The Ripon Forum

Volume 49, No. 3

September 2015

Ripon in the Reagan Years

By on September 10, 2015

(Editor’s note: this is the third in a series of essays being published this year to commemorate the 50th anniversary of THE RIPON FORUM.)

by WILLIAM MCKENZIE

McKenzieWilliamEditing THE RIPON FORUM throughout the 1980s, and being part of a team that helped rebuild the scrappy Ripon Society during that decade, will always stand out as one of the most satisfying periods of my career. Maybe the most satisfying part.

At one moment we were on trains to New York looking for donors to fund the FORUM, our papers and our conferences. At another, we were trying to build a network of big-tent Republicans on Capitol Hill and around the country. At yet another, we were trying to frame issues, develop break-through ideas and present serious scholarship.

Not that we always succeeded. When you work out of an alley on Capitol Hill for most of a decade as we did, you are not necessarily dominating the political conversation. We would have killed for a broader donor base to get out of that alley, by the way.

And, in hindsight, I wish I had appreciated more of Ronald Reagan’s core strengths: He had a vision and the determination and skill to present it. Those were special talents.

Still, we did keep the cause of a broad Republicanism alive. We were able to present a vision of a Republicanism that celebrated the rights of women, minorities and economically disadvantaged Americans while also championing open markets, global commerce and limited government.

We were able to present a vision of a Republicanism that celebrated the rights of women, minorities and economically disadvantaged Americans while also championing open markets, global commerce and limited government.

Jim Leach, Bill Clinger, Bill Frenzel, Howard Baker, Bob Dole, Nancy Kassebaum, Mark Hatfield, John Danforth and Olympia Snowe were part of the network of 35-odd legislators that formed our Congressional Advisory Board. Ripon staffers and colleagues like Rick Kessler, Greg Knopp, Ken Ruberg, Jayne Hart, Dulce Zahniser, Steve Messinger and I drew support from them. Some of those same leaders contributed to the 25th anniversary edition of this magazine in 1988.

By the time George H.W. Bush became president, urging a kinder, gentler nation, Ripon was strong enough to help define such an America. Jim Pinkerton of the Bush White House joined us for a panel discussion at Howard University about ways to create an inclusive, thriving America. Speakers like Tom Kean, Shirley Temple Black and Jack Kemp took on the same issues at Ripon dinners. And the pages of the RIPON FORUM engaged a diverse range of thinkers and leaders, including Presidents Bush and Ford, Newt Gingrich, George Will, T. Boone Pickens and Eric Sevareid.

Part of our mission was to sustain a dialogue across various parts of the GOP and beyond. We also used our platform to look at nuts-and-bolt issues that affect Americans’ lives, like health care, roads and bridges, and local schools. One way we took on those topics was through our 1988 book: A Newer World.

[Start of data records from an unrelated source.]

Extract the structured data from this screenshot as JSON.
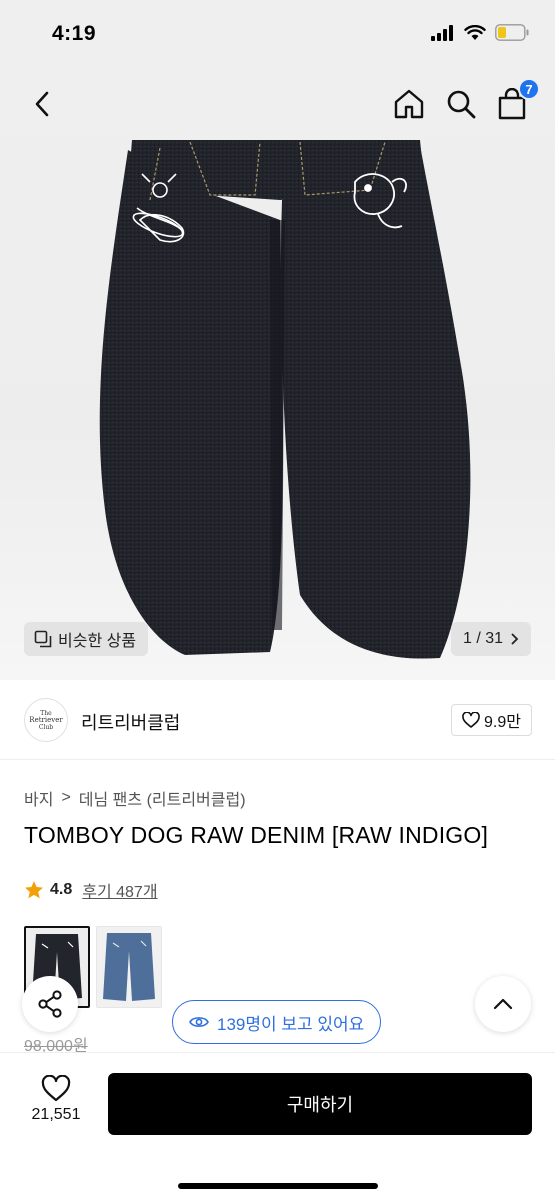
{
  "status_bar": {
    "time": "4:19"
  },
  "header": {
    "cart_count": "7",
    "icons": [
      "back-icon",
      "home-icon",
      "search-icon",
      "cart-icon"
    ]
  },
  "gallery": {
    "similar_label": "비슷한 상품",
    "counter": "1 / 31"
  },
  "brand": {
    "logo_line1": "The",
    "logo_line2": "Retriever",
    "logo_line3": "Club",
    "name": "리트리버클럽",
    "likes": "9.9만"
  },
  "breadcrumb": {
    "category": "바지",
    "separator": ">",
    "subcategory": "데님 팬츠 (리트리버클럽)"
  },
  "product": {
    "title": "TOMBOY DOG RAW DENIM [RAW INDIGO]",
    "rating": "4.8",
    "reviews": "후기 487개",
    "original_price": "98,000원",
    "swatches": [
      "raw-indigo",
      "light-blue"
    ]
  },
  "floating": {
    "viewers": "139명이 보고 있어요"
  },
  "bottom_bar": {
    "like_count": "21,551",
    "buy_label": "구매하기"
  },
  "colors": {
    "accent": "#2f6fe0",
    "badge": "#1e74f0",
    "star": "#f2a007",
    "buy_bg": "#000000"
  }
}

Part of our mission was to sustain a dialogue across various parts of the GOP and beyond.

The 1980s also were when we held conferences with fellow center-right groups across Europe. Sessions in Oxford, Cambridge, Paris, Brussels and Berlin were naturally fun and stimulating. More important, they created longstanding relationships with conservative parties in Britain, France and Germany. And trips to Prague and Budapest shortly after the Iron Curtain fell quickened our understanding of the menacing nature of communism and the deep desire for freedom that resided behind that curtain.

I headed back to Texas to join the Dallas Morning News’ editorial board in 1991. But I returned home with a trove of memories and an appreciation for the opportunities the last decade created. We no longer had to worry about having enough money to buy enough wine and cheese for a small Philly fundraiser. (True story) Still, more work was left.

That is the way spirited organizations like Ripon should always be. You hand off to a new brigade the chance to apply your values to a different period. In Ripon’s case, the values are those of a humane conservatism. I am grateful for them and for the part of Ripon’s history that my colleagues and I were able to occupy.

William McKenzie served as editor of THE RIPON FORUM from 1981-1991 and as executive director of the Ripon Society from 1987-1991. After 22 years at The Dallas Morning News, where he and two colleagues shared a Pulitzer Prize, he joined the George W. Bush Institute as editorial director in 2014.